Why Were New York Government Websites Hidden From an Internet Archive for 13 Years?
The nonprofit Internet Archive has an impossibly ambitious mission: to save a copy of every last piece of the public internet, forever, and to make the records freely available for anyone to use.
Credit: Screenshot Someone in New York State government apparently didn't want the Wayback Machine archiving their goods.
The archive currently stands at 2 petabytes, which is more than all the text contained in the Library of Congress. They've been treating the internet — the fleeting, here-today-gone-tomorrow internet — as something worth preserving.

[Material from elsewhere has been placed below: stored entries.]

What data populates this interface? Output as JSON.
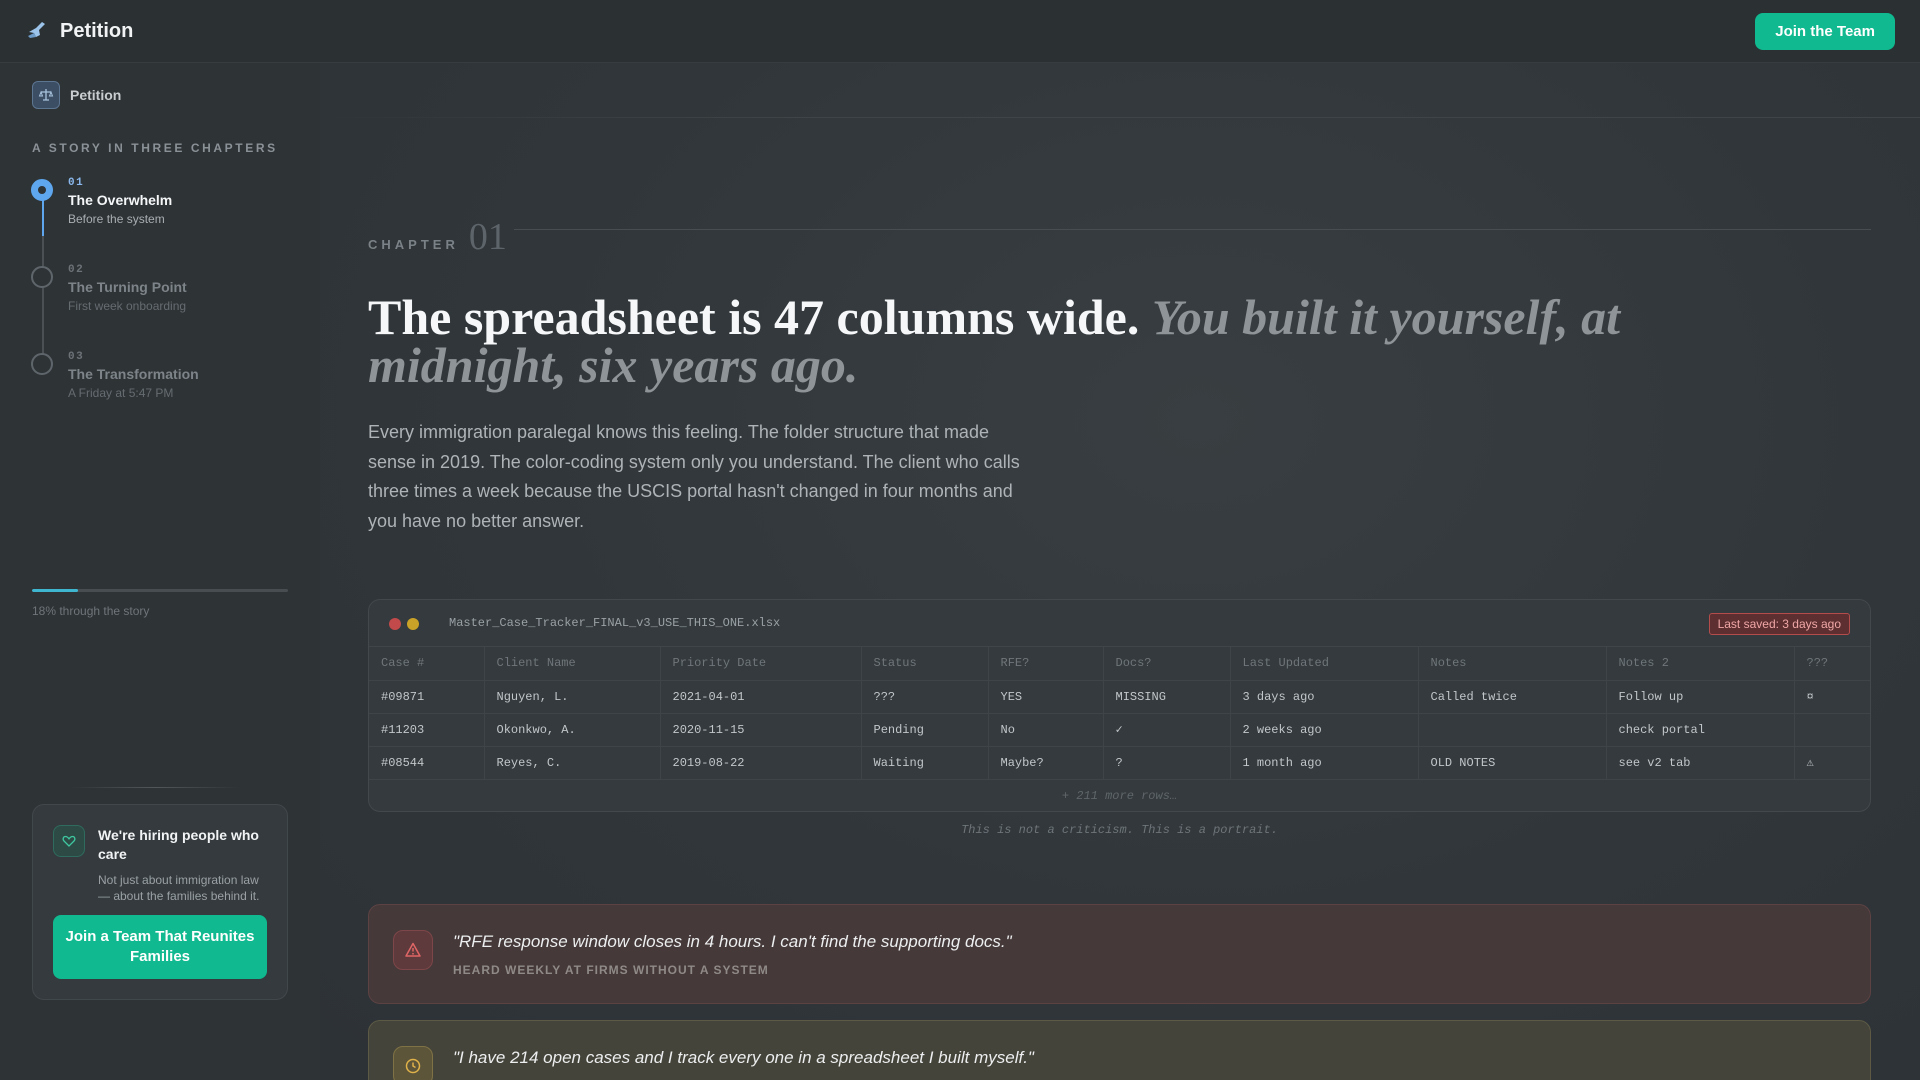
{
  "topbar": {
    "brand_title": "Petition",
    "join_button": "Join the Team"
  },
  "sidebar": {
    "brand_label": "Petition",
    "eyebrow": "A STORY IN THREE CHAPTERS",
    "chapters": [
      {
        "num": "01",
        "title": "The Overwhelm",
        "subtitle": "Before the system",
        "active": true
      },
      {
        "num": "02",
        "title": "The Turning Point",
        "subtitle": "First week onboarding",
        "active": false
      },
      {
        "num": "03",
        "title": "The Transformation",
        "subtitle": "A Friday at 5:47 PM",
        "active": false
      }
    ],
    "progress": {
      "percent": 18,
      "label": "18% through the story"
    },
    "hiring": {
      "title": "We're hiring people who care",
      "text": "Not just about immigration law — about the families behind it.",
      "button": "Join a Team That Reunites Families"
    }
  },
  "main": {
    "chapter_word": "CHAPTER",
    "chapter_number": "01",
    "headline_plain": "The spreadsheet is 47 columns wide. ",
    "headline_italic": "You built it yourself, at midnight, six years ago.",
    "lede": "Every immigration paralegal knows this feeling. The folder structure that made sense in 2019. The color-coding system only you understand. The client who calls three times a week because the USCIS portal hasn't changed in four months and you have no better answer.",
    "sheet": {
      "filename": "Master_Case_Tracker_FINAL_v3_USE_THIS_ONE.xlsx",
      "saved_badge": "Last saved: 3 days ago",
      "columns": [
        "Case #",
        "Client Name",
        "Priority Date",
        "Status",
        "RFE?",
        "Docs?",
        "Last Updated",
        "Notes",
        "Notes 2",
        "???"
      ],
      "rows": [
        [
          "#09871",
          "Nguyen, L.",
          "2021-04-01",
          "???",
          "YES",
          "MISSING",
          "3 days ago",
          "Called twice",
          "Follow up",
          "¤"
        ],
        [
          "#11203",
          "Okonkwo, A.",
          "2020-11-15",
          "Pending",
          "No",
          "✓",
          "2 weeks ago",
          "",
          "check portal",
          ""
        ],
        [
          "#08544",
          "Reyes, C.",
          "2019-08-22",
          "Waiting",
          "Maybe?",
          "?",
          "1 month ago",
          "OLD NOTES",
          "see v2 tab",
          "⚠"
        ]
      ],
      "more_rows": "+ 211 more rows…"
    },
    "caption": "This is not a criticism. This is a portrait.",
    "quotes": [
      {
        "text": "\"RFE response window closes in 4 hours. I can't find the supporting docs.\"",
        "source": "HEARD WEEKLY AT FIRMS WITHOUT A SYSTEM",
        "icon": "warning-icon",
        "accent": "#e06666"
      },
      {
        "text": "\"I have 214 open cases and I track every one in a spreadsheet I built myself.\"",
        "source": "",
        "icon": "clock-icon",
        "accent": "#e0b24a"
      }
    ]
  },
  "colors": {
    "accent_green": "#10b98f",
    "accent_blue": "#5ea7ef",
    "progress": "#3fb6d0"
  }
}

Since its inception in 1996, the organization has become a critical resource for academics and researchers interested in the internet as a cultural repository. One part of the project, called the Wayback Machine, has been especially popular. It's like a time capsule for the Web, preserving copies of billions of pages, as they are, at a moment in time.
It couldn't be simpler; type in a URL, and the Wayback Machine will display snapshots of that URL on various dates. It's especially useful for looking back at deleted information, which has made the Wayback Machine an indispensable tool for journalists. Some politician decided to remove a particularly blockheaded press release from his site? The Wayback Machine sees all, and preserves every misstep.
So it's remarkable that for the past 13 years, some of the most important websites of New York State's government have been deliberately excluded from the archive, their records hidden from public view. Sixty-three "state.ny.us" addresses, to be exact, including the site of the New York State Assembly. Even more remarkably, the problem wasn't noticed until now.
The exclusion wasn't an oversight by the archive itself. The group's servers grab virtually every public webpage by default. According to the Archive's Chris Butler, someone within the New York State government requested, way back in 2001, that a broad swath of domains be eliminated from the archiving process.
"It was at a time when the Wayback Machine had only been public for a short time," Butler said, "for less than a year." Butler explained that the situation was particularly odd because government websites are among the group's highest priority for preservation. "They're obviously really important records."
Who requested that the sites be removed? Butler isn't exactly sure. And why? He's not sure about that either.